Tuesday, August 7, 2012

Read Me a Story: The One and Only Declaration of Independence

The 6-year-old has fallen in love with the plenitudinous volumes of the American Girls series, which means frequent trips to the library and much time standing around waiting while she crawls around on hands and knees (under-window shelf) making her latest selections.  Imagine my glee, then, when I figured out that the shelf directly opposite the American Girls section houses the children's American history collection! :-D

Fortunately, the kid has been indoctrinated from a very young age and enjoys learning about "old-fashioned things" and the "olden days."  This means Mom here has had the opportunity to begin perusing some rather nifty children's history.  Some of these books make me want to share, so I figured I would begin doing so.  Note I am not receiving any prompting or remuneration for anything I post to the site, and if anyone ever sends me anything to review (not likely) I'll state this specifically.

My find of the moment is Judith St. George's The Journey of the One and Only Declaration of Independence (Philomel Books, 2005; illustrated by Will Hillenbrand).  St. George cleverly traces the history of the Declaration of Independence as a physical object from 1776 to the present, revealing the many fascinating twists and turns (and shockingly poor 'archival' practice) it has lived through along the way.  The question of what to do with and/or how to protect the Declaration has figured into a remarkable amount of American history, from the years of the War for Independence through the War of 1812, the American Centennial and on through World War II.  St.

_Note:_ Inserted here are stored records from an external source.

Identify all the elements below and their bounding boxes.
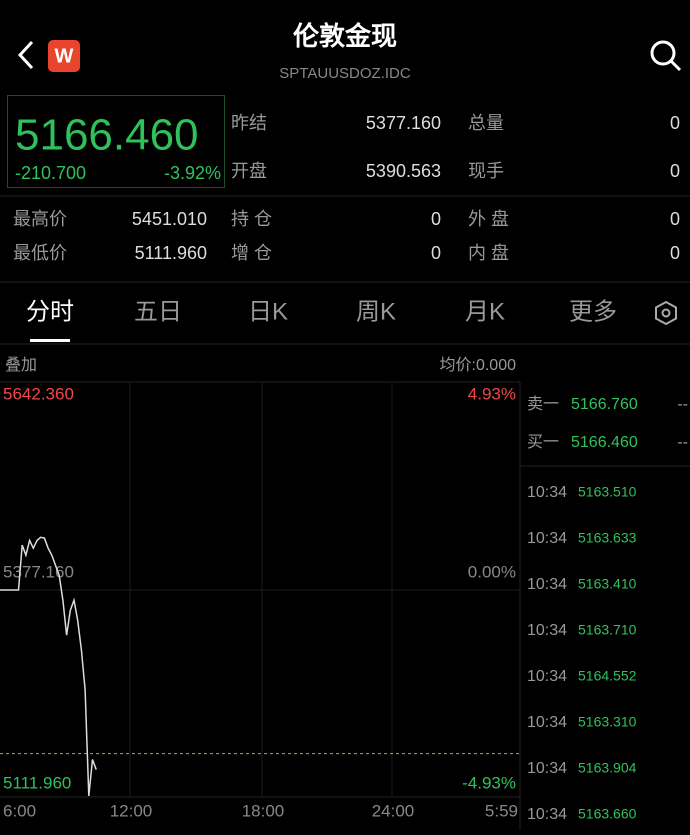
tab-underline xyxy=(30,339,70,342)
pct-tick-label: 0.00% xyxy=(468,562,516,581)
stat-value: 0 xyxy=(670,209,680,229)
pct-tick-label: -4.93% xyxy=(462,773,516,792)
trade-price: 5163.510 xyxy=(578,484,637,500)
stat-label: 开盘 xyxy=(231,161,267,181)
trade-time: 10:34 xyxy=(527,576,567,593)
average-price: 均价:0.000 xyxy=(440,356,517,374)
tab[interactable]: 日K xyxy=(248,298,288,325)
stat-label: 持 仓 xyxy=(231,209,272,229)
change: -210.700 xyxy=(15,163,86,183)
y-tick-label: 5111.960 xyxy=(3,773,71,792)
overlay-label: 叠加 xyxy=(5,356,37,374)
last-price: 5166.460 xyxy=(15,111,199,160)
tab[interactable]: 五日 xyxy=(134,298,182,325)
trade-time: 10:34 xyxy=(527,760,567,777)
trade-price: 5163.660 xyxy=(578,806,637,822)
settings-icon xyxy=(661,308,671,318)
trade-price: 5163.633 xyxy=(578,530,637,546)
trade-time: 10:34 xyxy=(527,714,567,731)
tab[interactable]: 月K xyxy=(465,298,505,325)
settings-button[interactable] xyxy=(655,300,677,326)
trade-time: 10:34 xyxy=(527,484,567,501)
trade-time: 10:34 xyxy=(527,806,567,823)
trade-price: 5163.904 xyxy=(578,760,637,776)
stat-value: 5111.960 xyxy=(135,243,207,263)
stat-label: 最低价 xyxy=(13,243,67,263)
tab[interactable]: 分时 xyxy=(26,298,74,325)
trade-price: 5163.310 xyxy=(578,714,637,730)
back-button[interactable] xyxy=(17,40,34,70)
y-tick-label: 5642.360 xyxy=(3,384,74,403)
trade-price: 5164.552 xyxy=(578,668,637,684)
badge-icon xyxy=(48,40,80,72)
stat-value: 0 xyxy=(431,243,441,263)
book-price: 5166.460 xyxy=(571,434,638,451)
subtitle: SPTAUUSDOZ.IDC xyxy=(279,65,411,82)
stat-value: 0 xyxy=(670,161,680,181)
stat-label: 现手 xyxy=(468,161,504,181)
search-button[interactable] xyxy=(650,40,676,66)
stat-value: 5377.160 xyxy=(366,113,441,133)
stat-value: 5451.010 xyxy=(132,209,207,229)
book-side: 卖一 xyxy=(527,395,559,413)
stat-label: 最高价 xyxy=(13,209,67,229)
book-price: 5166.760 xyxy=(571,396,638,413)
x-tick-label: 5:59 xyxy=(485,801,518,820)
title: 伦敦金现 xyxy=(293,21,397,51)
price-line xyxy=(0,536,97,797)
x-tick-label: 12:00 xyxy=(110,801,153,820)
x-tick-label: 6:00 xyxy=(3,801,36,820)
trade-price: 5163.710 xyxy=(578,622,637,638)
x-tick-label: 18:00 xyxy=(242,801,285,820)
stat-label: 增 仓 xyxy=(231,243,272,263)
tab[interactable]: 周K xyxy=(356,298,396,325)
trade-time: 10:34 xyxy=(527,622,567,639)
x-tick-label: 24:00 xyxy=(372,801,415,820)
y-tick-label: 5377.160 xyxy=(3,562,74,581)
quote-box xyxy=(7,95,225,188)
stat-value: 0 xyxy=(670,113,680,133)
trade-time: 10:34 xyxy=(527,530,567,547)
book-side: 买一 xyxy=(527,433,559,451)
book-volume: -- xyxy=(677,434,688,451)
stat-label: 昨结 xyxy=(231,113,267,133)
settings-icon xyxy=(655,300,677,326)
stat-value: 0 xyxy=(670,243,680,263)
stat-label: 外 盘 xyxy=(468,209,509,229)
stat-value: 0 xyxy=(431,209,441,229)
search-handle xyxy=(669,59,682,72)
badge-text: W xyxy=(55,45,74,67)
stat-value: 5390.563 xyxy=(366,161,441,181)
tab[interactable]: 更多 xyxy=(569,298,617,325)
stat-label: 总量 xyxy=(468,113,504,133)
stat-label: 内 盘 xyxy=(468,243,509,263)
trade-time: 10:34 xyxy=(527,668,567,685)
pct-tick-label: 4.93% xyxy=(468,384,516,403)
change-percent: -3.92% xyxy=(164,163,221,183)
book-volume: -- xyxy=(677,396,688,413)
trade-price: 5163.410 xyxy=(578,576,637,592)
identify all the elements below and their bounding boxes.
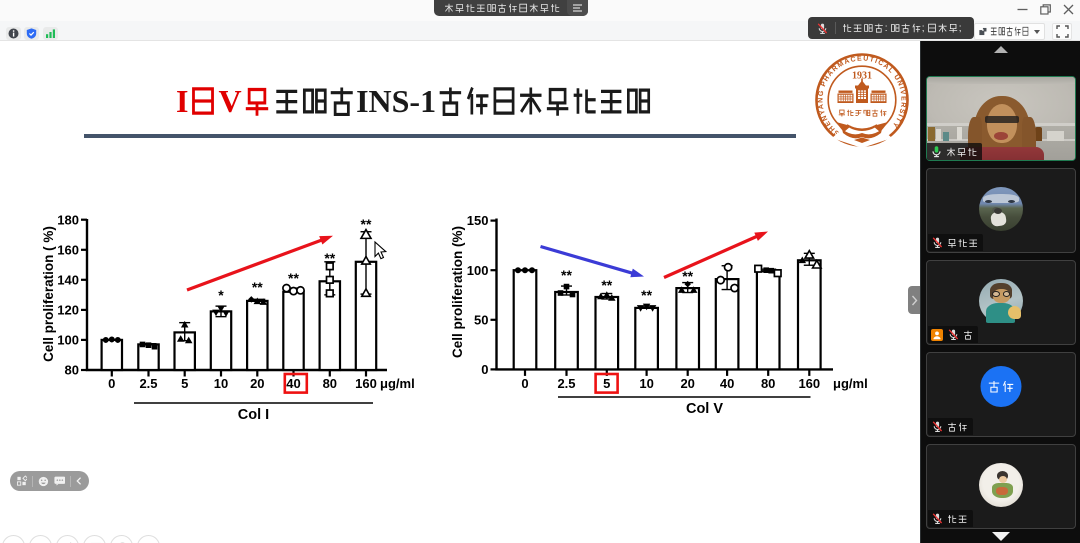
svg-text:100: 100 <box>57 333 79 348</box>
svg-text:1931: 1931 <box>852 71 872 82</box>
svg-text:Cell proliferation ( %): Cell proliferation ( %) <box>41 226 56 362</box>
svg-text:2.5: 2.5 <box>557 376 575 391</box>
svg-text:**: ** <box>252 279 263 295</box>
svg-text:160: 160 <box>798 376 820 391</box>
svg-text:80: 80 <box>761 376 775 391</box>
svg-text:10: 10 <box>639 376 653 391</box>
svg-text:μg/ml: μg/ml <box>380 376 415 391</box>
svg-text:**: ** <box>361 216 372 232</box>
svg-text:**: ** <box>288 270 299 286</box>
svg-text:Col V: Col V <box>686 401 723 417</box>
svg-text:0: 0 <box>521 376 528 391</box>
svg-text:160: 160 <box>57 242 79 257</box>
svg-text:Col I: Col I <box>238 407 269 423</box>
svg-text:80: 80 <box>65 363 79 378</box>
svg-text:0: 0 <box>108 376 115 391</box>
svg-text:5: 5 <box>181 376 188 391</box>
svg-text:0: 0 <box>481 362 488 377</box>
svg-text:160: 160 <box>355 376 377 391</box>
svg-text:100: 100 <box>467 263 489 278</box>
svg-text:**: ** <box>641 287 652 303</box>
svg-text:120: 120 <box>57 303 79 318</box>
svg-text:*: * <box>218 287 224 303</box>
svg-text:**: ** <box>682 268 693 284</box>
svg-text:180: 180 <box>57 212 79 227</box>
svg-text:40: 40 <box>286 376 300 391</box>
svg-text:μg/ml: μg/ml <box>833 376 868 391</box>
svg-text:**: ** <box>601 277 612 293</box>
svg-text:10: 10 <box>214 376 228 391</box>
svg-text:20: 20 <box>250 376 264 391</box>
svg-text:80: 80 <box>323 376 337 391</box>
svg-text:**: ** <box>324 250 335 266</box>
svg-text:2.5: 2.5 <box>139 376 157 391</box>
svg-text:Cell proliferation (%): Cell proliferation (%) <box>450 226 465 358</box>
svg-text:**: ** <box>561 267 572 283</box>
svg-text:5: 5 <box>603 376 610 391</box>
svg-text:20: 20 <box>680 376 694 391</box>
svg-text:150: 150 <box>467 213 489 228</box>
svg-text:140: 140 <box>57 272 79 287</box>
svg-text:40: 40 <box>720 376 734 391</box>
svg-text:50: 50 <box>474 312 488 327</box>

George smoothly juxtaposes the events of the day with the Declaration's personal journey, making good use of recurring catchphrases to keep children engaged while they learn quite a bit about the nation's history.  The book is fairly text-heavy and best for children old enough not to mind that the pages won't be turning super-frequently.  That said, I heartily recommend it -- my daughter loves it and I'm always amazed by how bits and pieces of what she learns pop out in other times and places.